EUROPA

Podemos, il cambiamento e la sinistra dopo le elezioni spagnole del 26 giugno

Un contributo di analisi sulle sfide di Podemos dopo le elezioni di fine giugno in Spagna.
Interviste a Raúl Sánchez Cedillo. Parte prima: Scenari elettorali spagnoli.
Parte seconda: Spagna e città ribelli.

Sappiamo com’è andata: il modello puro dell’autonomia del politico definito a Vista Alegre si basava nella pratica sulla piena delega allo stato maggiore della macchina da guerra mediatico-elettorale e da un punto di vista teorico, su un populismo laclauiano e mouffiano esclusivo ed escludente nei confronti delle altre narrazioni che riguardavano il processo di trasformazione, tanto quelle di sinistra quanto quelle che si rifacevano alla radicalità democratica del 15M. La constatazione del limite elettorale di questa prima fase di Podemos ha portato alla crisi di questa prima ipotesi.

Non possiamo sovrastimare il ruolo che hanno giocato in questa crisi la potenza composita e capace di costruire processi di aggregazione dei vari municipalismi e il loro successo elettorale, ma anche l’incompatibilità tra la pretesa di centralizzazione dell’errejonismo, la cupola madrilena, e la realtà policentrica e molteplice composta da Galizia, Andalusia, Asturie, Catalogna, Navarra e Paesi Baschi. Dopo il 20 dicembre, con quasi un milione di voti di IU-UP dispersi che vengono intesi come un problema impossibile da occultare, non vi era altro rimedio se non rimettere mano all’arsenale gramsciano per cercare nuove combinazioni possibili per l’ipotesi nazionale e popolare.

In fin dei conti, la contesa attorno alla strategia all’interno di Claro que Podemos, e tra questa esperienza e il garzonismo, girano attorno ad aggiustamenti, interpretazioni e attualizzazioni di una certa lettura di Gramsci, e soprattutto, di Togliatti. L’ammirazione di Laclau per Togliatti è esplicita e possiamo leggerla in nero su bianco ne La Ragione Populista e la chiave risiede nell’interpretazione togliattiana del PCI come partito della nazione. E’ quasi ironico che sia stato un anticomunista reo confesso come Matteo Renzi, 25 anni dopo la fine del PCI, a sfruttare con relativo successo quel termine inteso come adattamento alla realpolitik del concetto gramsciano di nazional-popolare.

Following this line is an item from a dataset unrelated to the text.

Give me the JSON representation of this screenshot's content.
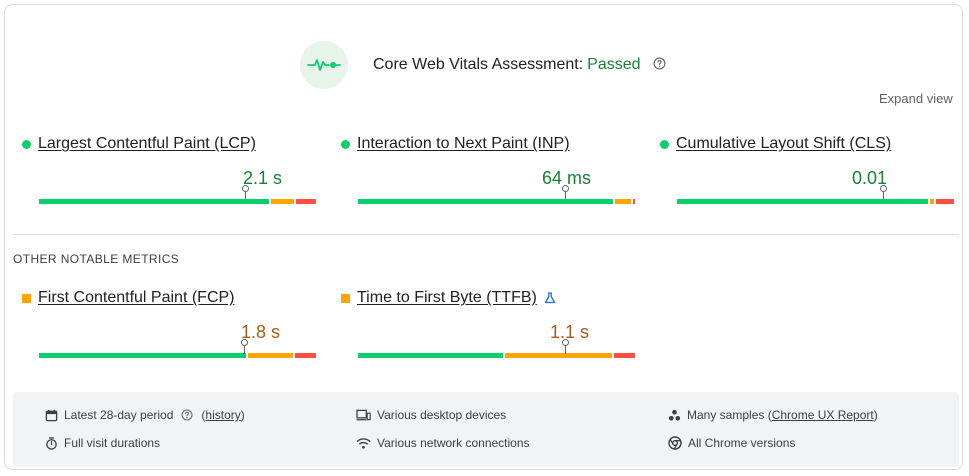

E’ difficile credere che il progetto di partito si possa tradurre in qualcosa di più di una nuova-sinistra-unita. All’interno di questa finestra di opportunità che si era aperta intervenivano già da tempo Manolo Monereo e la sua interpretazione della nozione gramsciana di partito organico. Si tratta di un concetto poco definito, che si ¬riferisce sempre al “partito organico” della borghesia che sottende ai frammenti e “alle frazioni, ciascuna delle quali prende il nome di Partito e di Partito indipendente” (Gramsci). L’intervento di Monereo ha influenzato in maniera decisiva lo schema teorico e la prassi di ciò che è stata definita la “confluenza”. La prima operazione è stata simmetrica: se l’oligarchia ha un partito organico, anche noi allora dobbiamo averlo. E chi siamo noi? Le sinistre dello stato spagnolo, ovviamente. Oppure, con un volo retorico, “i lavoratori e le lavoratrici: il nazionale e popolare, a breve o lungo termine, avrà la necessità di un protagonismo di classe”.

La seconda operazione è stata invece una proiezione: il partito organico è tale nell’ambito di una rivoluzione democratica nazionale. Le condizioni reali, e non quelle ideali, son quelle che determinano la funzione, il senso e il valore del progetto del partito organico. Monereo si riferisce ai cittadini e ai movimenti sociali come parti costituenti del partito organico. Si tratta di un’altra torsione del concetto gramsciano, che disconnette il partito organico dal partito elettorale. Senza dubbio, che ci sia o meno un governo del cambio dopo le elezioni del 26 giugno, dopo ben due anni di elettoralismo puro e di un sempre crescente governismo tra i partiti del cambio – in contrasto con l’elogio dell’agonismo nello schema di Laclau e Mouffe – è difficile credere che, al di là dei cerimoniali, il progetto di partito organico si traduca in qualcosa di più di una nuova sinistra, finalmente unita. Una specie di consumazione anticipata del vecchio progetto aunguitiano.

Se accettiamo questo luogo comune gramsciano, possiamo considerare valida l’idea di un partito organico solamente nel caso in cui questo coincida con il progetto di assemblee costituenti della cittadinanza per il cambiamento. E questa possibilità ha come condizione di partenza la dissoluzione, all’interno di questo processo, di tutti i partiti e di tutti gli apparati esistenti. Al contrario, torneremo a ripetere il post festum, pestum.